L’IA made in Germany : La solution intelligente en Europe
Les entreprises allemandes du secteur de l’IA préfèrent les solutions spécialisées aux grands modèles, ce qui leur vaut une grande réussite à l’international.

« Il est temps de terminer notre échauffement et de nous lancer enfin dans la course. » C’est ce qu’a déclaré récemment Susanne Dehmel, membre de la direction de Bitkom, association allemande du secteur de l’économie numérique, au sujet d’une avancée ayant attiré l’attention des développeurs IA du monde entier : la startup chinoise DeepSeek a dévoilé son modèle de langage, dont le fonctionnement nécessite bien moins de ressources que les systèmes de pointe actuels aux États-Unis. De tels modèles requièrent habituellement un très long entraînement sur la base d’une quantité de données impressionnante. Experte du numérique, Susanne Dehmel affirme : « DeepSeek prouve que le marché de l’IA est encore plus dynamique que prévu, que les gagnants, tout comme les perdants, ne sont pas encore connus, et que les USA sont encore loin d’avoir le monopole du secteur ». Ce serait donc une bonne nouvelle dans le débat autour de la souveraineté numérique de l’Allemagne et de l’Europe.

Petite structure, grand potentiel
Quel est le secret de la réussite de DeepSeek ? Selon Kristian Kersting, le succès surprise de l’entreprise chinoise est la preuve que la taille n’est en aucun cas un critère déterminant pour obtenir d’excellents résultats qualitatifs. Professeur en intelligence artificielle et en apprentissage automatique de la filière informatique de l’Université technique de Darmstadt comptant parmi les plus grands spécialistes en IA d’Allemagne, il déclare : « La tâche est divisée en sections et l’IA est adaptée à leur degré de difficulté. Par exemple, le calcul 2 + 2 ne nécessite pas autant de capacités que la question de la solution à la crise climatique. »
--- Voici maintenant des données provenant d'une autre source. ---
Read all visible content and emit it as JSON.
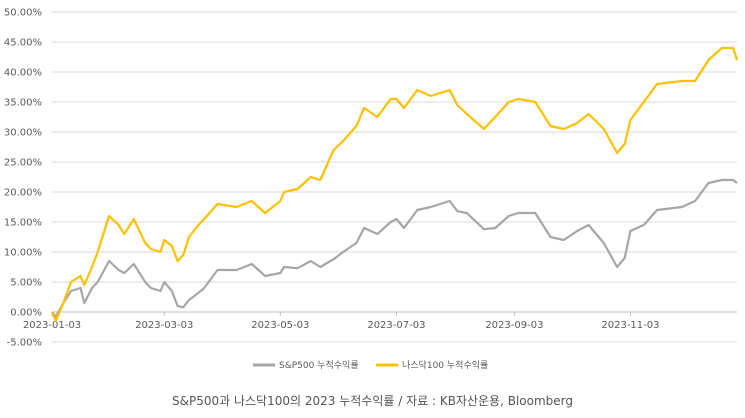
{
  "caption": "S&P500과 나스닥100의 2023 누적수익률 / 자료 : KB자산운용, Bloomberg",
  "chart_data": {
    "type": "line",
    "title": "",
    "xlabel": "",
    "ylabel": "",
    "x_ticks": [
      "2023-01-03",
      "2023-03-03",
      "2023-05-03",
      "2023-07-03",
      "2023-09-03",
      "2023-11-03"
    ],
    "y_ticks": [
      "-5.00%",
      "0.00%",
      "5.00%",
      "10.00%",
      "15.00%",
      "20.00%",
      "25.00%",
      "30.00%",
      "35.00%",
      "40.00%",
      "45.00%",
      "50.00%"
    ],
    "ylim": [
      -5,
      50
    ],
    "xlim": [
      "2023-01-03",
      "2023-12-29"
    ],
    "grid": "horizontal",
    "legend_position": "bottom",
    "series": [
      {
        "name": "S&P500 누적수익률",
        "color": "#a6a6a6",
        "points": [
          [
            "2023-01-03",
            0
          ],
          [
            "2023-01-05",
            -0.8
          ],
          [
            "2023-01-09",
            1.5
          ],
          [
            "2023-01-13",
            3.5
          ],
          [
            "2023-01-18",
            4.0
          ],
          [
            "2023-01-20",
            1.5
          ],
          [
            "2023-01-24",
            4.0
          ],
          [
            "2023-01-27",
            5.0
          ],
          [
            "2023-02-02",
            8.5
          ],
          [
            "2023-02-07",
            7.0
          ],
          [
            "2023-02-10",
            6.5
          ],
          [
            "2023-02-15",
            8.0
          ],
          [
            "2023-02-21",
            5.0
          ],
          [
            "2023-02-24",
            4.0
          ],
          [
            "2023-03-01",
            3.5
          ],
          [
            "2023-03-03",
            5.0
          ],
          [
            "2023-03-07",
            3.5
          ],
          [
            "2023-03-10",
            1.0
          ],
          [
            "2023-03-13",
            0.8
          ],
          [
            "2023-03-16",
            2.0
          ],
          [
            "2023-03-21",
            3.2
          ],
          [
            "2023-03-24",
            4.0
          ],
          [
            "2023-03-31",
            7.0
          ],
          [
            "2023-04-10",
            7.0
          ],
          [
            "2023-04-18",
            8.0
          ],
          [
            "2023-04-25",
            6.0
          ],
          [
            "2023-05-03",
            6.5
          ],
          [
            "2023-05-05",
            7.5
          ],
          [
            "2023-05-12",
            7.3
          ],
          [
            "2023-05-19",
            8.5
          ],
          [
            "2023-05-24",
            7.5
          ],
          [
            "2023-05-31",
            8.8
          ],
          [
            "2023-06-05",
            10.0
          ],
          [
            "2023-06-12",
            11.5
          ],
          [
            "2023-06-16",
            14.0
          ],
          [
            "2023-06-23",
            13.0
          ],
          [
            "2023-06-30",
            15.0
          ],
          [
            "2023-07-03",
            15.5
          ],
          [
            "2023-07-07",
            14.0
          ],
          [
            "2023-07-14",
            17.0
          ],
          [
            "2023-07-21",
            17.5
          ],
          [
            "2023-07-31",
            18.5
          ],
          [
            "2023-08-04",
            16.8
          ],
          [
            "2023-08-09",
            16.5
          ],
          [
            "2023-08-18",
            13.8
          ],
          [
            "2023-08-24",
            14.0
          ],
          [
            "2023-08-31",
            16.0
          ],
          [
            "2023-09-05",
            16.5
          ],
          [
            "2023-09-14",
            16.5
          ],
          [
            "2023-09-22",
            12.5
          ],
          [
            "2023-09-29",
            12.0
          ],
          [
            "2023-10-06",
            13.5
          ],
          [
            "2023-10-12",
            14.5
          ],
          [
            "2023-10-20",
            11.5
          ],
          [
            "2023-10-27",
            7.5
          ],
          [
            "2023-10-31",
            9.0
          ],
          [
            "2023-11-03",
            13.5
          ],
          [
            "2023-11-10",
            14.5
          ],
          [
            "2023-11-17",
            17.0
          ],
          [
            "2023-11-30",
            17.5
          ],
          [
            "2023-12-07",
            18.5
          ],
          [
            "2023-12-14",
            21.5
          ],
          [
            "2023-12-21",
            22.0
          ],
          [
            "2023-12-27",
            22.0
          ],
          [
            "2023-12-29",
            21.5
          ]
        ]
      },
      {
        "name": "나스닥100 누적수익률",
        "color": "#ffc000",
        "points": [
          [
            "2023-01-03",
            0
          ],
          [
            "2023-01-05",
            -1.5
          ],
          [
            "2023-01-09",
            1.5
          ],
          [
            "2023-01-13",
            5.0
          ],
          [
            "2023-01-18",
            6.0
          ],
          [
            "2023-01-20",
            4.5
          ],
          [
            "2023-01-24",
            7.5
          ],
          [
            "2023-01-27",
            10.0
          ],
          [
            "2023-02-02",
            16.0
          ],
          [
            "2023-02-07",
            14.5
          ],
          [
            "2023-02-10",
            13.0
          ],
          [
            "2023-02-15",
            15.5
          ],
          [
            "2023-02-21",
            11.5
          ],
          [
            "2023-02-24",
            10.5
          ],
          [
            "2023-03-01",
            10.0
          ],
          [
            "2023-03-03",
            12.0
          ],
          [
            "2023-03-07",
            11.0
          ],
          [
            "2023-03-10",
            8.5
          ],
          [
            "2023-03-13",
            9.5
          ],
          [
            "2023-03-16",
            12.5
          ],
          [
            "2023-03-21",
            14.5
          ],
          [
            "2023-03-24",
            15.5
          ],
          [
            "2023-03-31",
            18.0
          ],
          [
            "2023-04-10",
            17.5
          ],
          [
            "2023-04-18",
            18.5
          ],
          [
            "2023-04-25",
            16.5
          ],
          [
            "2023-05-03",
            18.5
          ],
          [
            "2023-05-05",
            20.0
          ],
          [
            "2023-05-12",
            20.5
          ],
          [
            "2023-05-19",
            22.5
          ],
          [
            "2023-05-24",
            22.0
          ],
          [
            "2023-05-31",
            27.0
          ],
          [
            "2023-06-05",
            28.5
          ],
          [
            "2023-06-12",
            31.0
          ],
          [
            "2023-06-16",
            34.0
          ],
          [
            "2023-06-23",
            32.5
          ],
          [
            "2023-06-30",
            35.5
          ],
          [
            "2023-07-03",
            35.5
          ],
          [
            "2023-07-07",
            34.0
          ],
          [
            "2023-07-14",
            37.0
          ],
          [
            "2023-07-21",
            36.0
          ],
          [
            "2023-07-31",
            37.0
          ],
          [
            "2023-08-04",
            34.5
          ],
          [
            "2023-08-09",
            33.0
          ],
          [
            "2023-08-18",
            30.5
          ],
          [
            "2023-08-24",
            32.5
          ],
          [
            "2023-08-31",
            35.0
          ],
          [
            "2023-09-05",
            35.5
          ],
          [
            "2023-09-14",
            35.0
          ],
          [
            "2023-09-22",
            31.0
          ],
          [
            "2023-09-29",
            30.5
          ],
          [
            "2023-10-06",
            31.5
          ],
          [
            "2023-10-12",
            33.0
          ],
          [
            "2023-10-20",
            30.5
          ],
          [
            "2023-10-27",
            26.5
          ],
          [
            "2023-10-31",
            28.0
          ],
          [
            "2023-11-03",
            32.0
          ],
          [
            "2023-11-10",
            35.0
          ],
          [
            "2023-11-17",
            38.0
          ],
          [
            "2023-11-30",
            38.5
          ],
          [
            "2023-12-07",
            38.5
          ],
          [
            "2023-12-14",
            42.0
          ],
          [
            "2023-12-21",
            44.0
          ],
          [
            "2023-12-27",
            44.0
          ],
          [
            "2023-12-29",
            42.0
          ]
        ]
      }
    ]
  }
}
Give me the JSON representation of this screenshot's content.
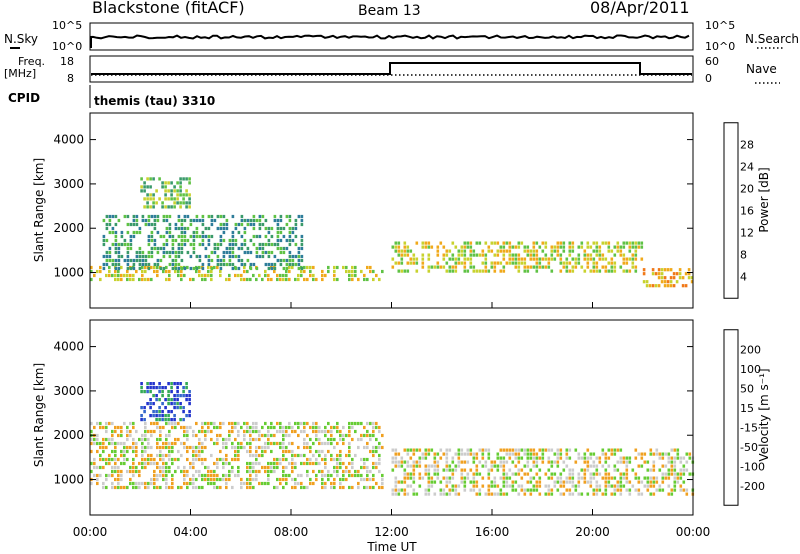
{
  "header": {
    "title": "Blackstone (fitACF)",
    "beam": "Beam 13",
    "date": "08/Apr/2011"
  },
  "top_panels": {
    "nsky_label": "N.Sky",
    "nsky_ticks": [
      "10^5",
      "10^0"
    ],
    "nsearch_label": "N.Search",
    "nsearch_ticks": [
      "10^5",
      "10^0"
    ],
    "freq_label": "Freq.",
    "freq_unit": "[MHz]",
    "freq_ticks": [
      "18",
      "8"
    ],
    "nave_label": "Nave",
    "nave_ticks": [
      "60",
      "0"
    ],
    "cpid_label": "CPID",
    "cpid_value": "themis (tau) 3310"
  },
  "chart_data": [
    {
      "type": "heatmap",
      "panel": "power",
      "ylabel": "Slant Range [km]",
      "yticks": [
        1000,
        2000,
        3000,
        4000
      ],
      "ylim": [
        200,
        4600
      ],
      "xlim": [
        0,
        24
      ],
      "colorbar_label": "Power [dB]",
      "colorbar_ticks": [
        "28",
        "24",
        "20",
        "16",
        "12",
        "8",
        "4"
      ],
      "colorscale": [
        "#0022ff",
        "#1f5fb4",
        "#2e7d9a",
        "#3a9a6a",
        "#5fc244",
        "#c8d22e",
        "#f0a91a",
        "#f07818",
        "#ee4512",
        "#ff0000"
      ],
      "regions": [
        {
          "t0": 0.0,
          "t1": 11.7,
          "r0": 800,
          "r1": 1150,
          "power": 18
        },
        {
          "t0": 0.5,
          "t1": 8.5,
          "r0": 1050,
          "r1": 2300,
          "power": 10
        },
        {
          "t0": 2.0,
          "t1": 4.0,
          "r0": 2500,
          "r1": 3150,
          "power": 14
        },
        {
          "t0": 12.0,
          "t1": 22.0,
          "r0": 1000,
          "r1": 1700,
          "power": 16
        },
        {
          "t0": 22.0,
          "t1": 24.0,
          "r0": 700,
          "r1": 1100,
          "power": 20
        }
      ]
    },
    {
      "type": "heatmap",
      "panel": "velocity",
      "ylabel": "Slant Range [km]",
      "yticks": [
        1000,
        2000,
        3000,
        4000
      ],
      "ylim": [
        200,
        4600
      ],
      "xlim": [
        0,
        24
      ],
      "xticks": [
        "00:00",
        "04:00",
        "08:00",
        "12:00",
        "16:00",
        "20:00",
        "00:00"
      ],
      "xlabel": "Time UT",
      "colorbar_label": "Velocity [m s⁻¹]",
      "colorbar_ticks": [
        "200",
        "100",
        "50",
        "15",
        "-15",
        "-50",
        "-100",
        "-200"
      ],
      "colorscale": [
        "#2233cc",
        "#3366cc",
        "#33aa55",
        "#66cc33",
        "#cccccc",
        "#f0a020",
        "#f07010",
        "#e02010"
      ],
      "regions": [
        {
          "t0": 0.0,
          "t1": 11.7,
          "r0": 800,
          "r1": 2300,
          "velocity": 0
        },
        {
          "t0": 12.0,
          "t1": 24.0,
          "r0": 700,
          "r1": 1700,
          "velocity": 0
        },
        {
          "t0": 2.0,
          "t1": 4.0,
          "r0": 2300,
          "r1": 3200,
          "velocity": 100
        }
      ]
    }
  ]
}
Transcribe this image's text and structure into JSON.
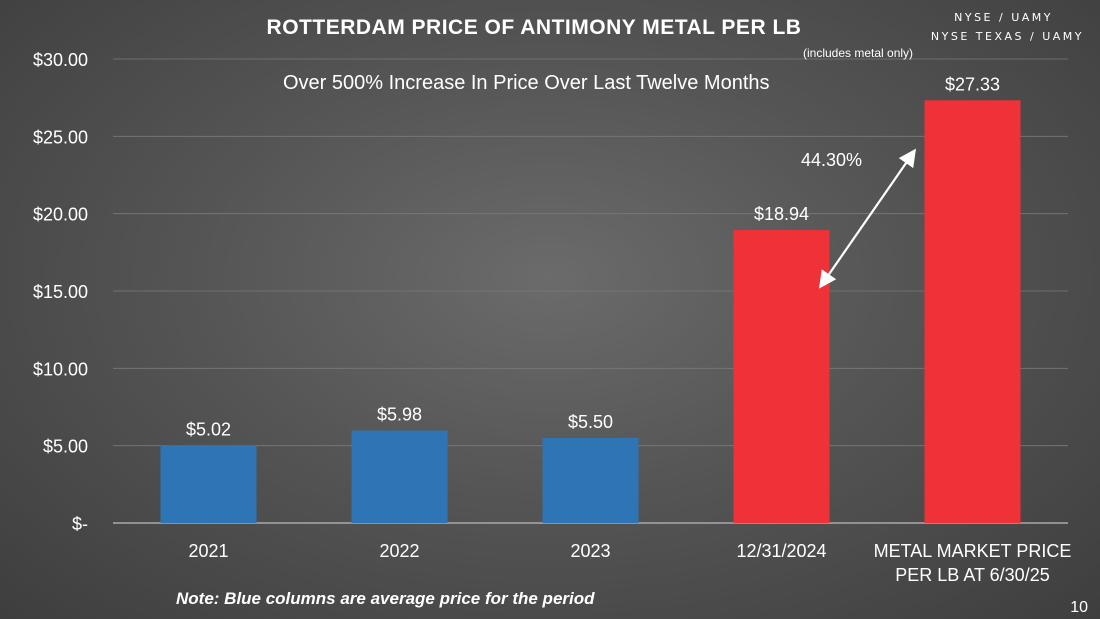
{
  "ticker": {
    "line1": "NYSE / UAMY",
    "line2": "NYSE TEXAS / UAMY"
  },
  "subnote": "(includes metal only)",
  "headline": "Over 500% Increase In Price Over Last Twelve Months",
  "change_label": "44.30%",
  "note": "Note: Blue columns are average price for the period",
  "page_number": "10",
  "colors": {
    "average": "#2e75b6",
    "spot": "#ee3237",
    "text": "#ffffff"
  },
  "chart_data": {
    "type": "bar",
    "title": "ROTTERDAM PRICE OF ANTIMONY METAL PER LB",
    "xlabel": "",
    "ylabel": "",
    "ylim": [
      0,
      30
    ],
    "y_ticks": [
      {
        "value": 0,
        "label": "$-"
      },
      {
        "value": 5,
        "label": "$5.00"
      },
      {
        "value": 10,
        "label": "$10.00"
      },
      {
        "value": 15,
        "label": "$15.00"
      },
      {
        "value": 20,
        "label": "$20.00"
      },
      {
        "value": 25,
        "label": "$25.00"
      },
      {
        "value": 30,
        "label": "$30.00"
      }
    ],
    "grid": true,
    "categories": [
      [
        "2021"
      ],
      [
        "2022"
      ],
      [
        "2023"
      ],
      [
        "12/31/2024"
      ],
      [
        "METAL MARKET PRICE",
        "PER LB AT 6/30/25"
      ]
    ],
    "values": [
      5.02,
      5.98,
      5.5,
      18.94,
      27.33
    ],
    "data_labels": [
      "$5.02",
      "$5.98",
      "$5.50",
      "$18.94",
      "$27.33"
    ],
    "bar_kind": [
      "average",
      "average",
      "average",
      "spot",
      "spot"
    ],
    "annotations": [
      {
        "text": "44.30%",
        "type": "arrow",
        "from_bar": 3,
        "to_bar": 4
      }
    ]
  }
}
Partenariats avec des entreprises locales
Cela apporte également un tout autre éclairage à une nouvelle peu réjouissante au premier abord : En septembre 2024, Aleph Alpha, la startup allemande de premier plan spécialisée en IA et l’un des espoirs nationaux dans la course aux grands modèles de langage, renonçait à participer à ce bras de fer. L’entreprise annonçait vouloir se concentrer sur de plus petits modèles pour des domaines d’application spécifiques, selon les dires de Jonas Andrulis, directeur de Aleph Alpha. Cette approche pourrait en effet s’avérer payante à moyen terme. L’entreprise française Mistral, l’un des autres espoirs européens du secteur de l’IA, a également choisi cette voie. Et cette décision porte ses fruits : Le PDG de Mistral, Arthur Mensch, affirme que de plus en plus d’entreprises européennes cherchent à créer des partenariats avec des sociétés locales. Aleph Alpha coopère d’ores et déjà avec des PME allemandes. « Au final, il s’agit aussi de monétiser de tels modèles, donc de rendre leur utilisation concrète. Et c’est une voie que nous empruntons, en Allemagne et en Europe, de manière plus conséquente qu’ailleurs » déclare le professeur Kersting.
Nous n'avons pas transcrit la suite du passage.